The virus was first identified in the Great Lakes Basin in 2005, and several related fish kills have since occurred in New York waters:

--in the St. Lawrence River, hundreds of thousands of round gobies have succumbed to the disease;

--in Lake Ontario west of Rochester and in Dunkirk Harbor on Lake Erie, gizzard shad die-offs from VSHV have been reported;

--and the beaches of Lake Erie have been piled high with millions of freshwater drum carcasses, all victims of VSHV.

Also, in the Lake Winnebago chain of inland lakes about 25 miles south of Green Bay on Lake Michigan, the Wisconsin Department of Natural Resources made a preliminary identification of the virus in local fish.

Other species from the Great Lakes Basin area that have tested positive include bluegill, rock bass, black crappie, pumpkinseed, smallmouth and largemouth bass, northern pike, walleye, yellow perch, channel catfish, brown bullhead, white perch, white bass, emerald shiner, bluntnose minnow and burbot.

The spread of the virus could affect the channel catfish trade, which constitutes about 80 percent of aquaculture business in the United States, Bowser said.

Cornell experts have tested about 1,600 fish since May 2006.

Infected marine fish off the Atlantic Coast could have sparked the virus' spread to the Great Lakes freshwater fish, Boswer said.

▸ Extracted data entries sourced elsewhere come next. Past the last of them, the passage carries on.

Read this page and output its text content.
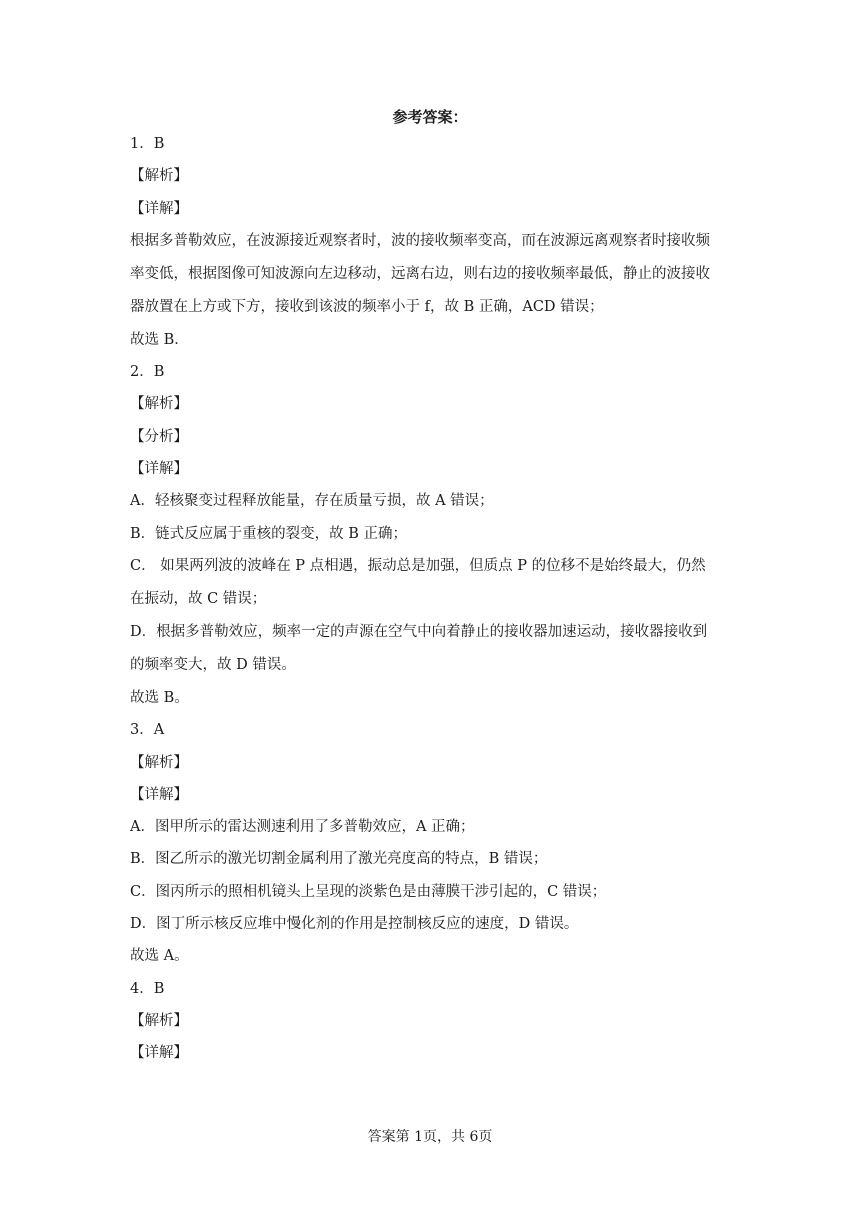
参考答案：
1．B
【解析】
【详解】
根据多普勒效应，在波源接近观察者时，波的接收频率变高，而在波源远离观察者时接收频
率变低，根据图像可知波源向左边移动，远离右边，则右边的接收频率最低，静止的波接收
器放置在上方或下方，接收到该波的频率小于 f，故 B 正确，ACD 错误；
故选 B．
2．B
【解析】
【分析】
【详解】
A．轻核聚变过程释放能量，存在质量亏损，故 A 错误；
B．链式反应属于重核的裂变，故 B 正确；
C． 如果两列波的波峰在 P 点相遇，振动总是加强，但质点 P 的位移不是始终最大，仍然
在振动，故 C 错误；
D．根据多普勒效应，频率一定的声源在空气中向着静止的接收器加速运动，接收器接收到
的频率变大，故 D 错误。
故选 B。
3．A
【解析】
【详解】
A．图甲所示的雷达测速利用了多普勒效应，A 正确；
B．图乙所示的激光切割金属利用了激光亮度高的特点，B 错误；
C．图丙所示的照相机镜头上呈现的淡紫色是由薄膜干涉引起的，C 错误；
D．图丁所示核反应堆中慢化剂的作用是控制核反应的速度，D 错误。
故选 A。
4．B
【解析】
【详解】
答案第 1页，共 6页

Or the virus could have jumped from birds and mammals that prey on fish, anglers using infected bait minnow or contaminated fishing equipment.

New York State and Wisconsin regulations and emergency rules have been put into effect to prevent some of these transmission routes by limiting the use of bait fish to the body of water where they were collected and requiring boaters to drain their boats before leaving a region's waters.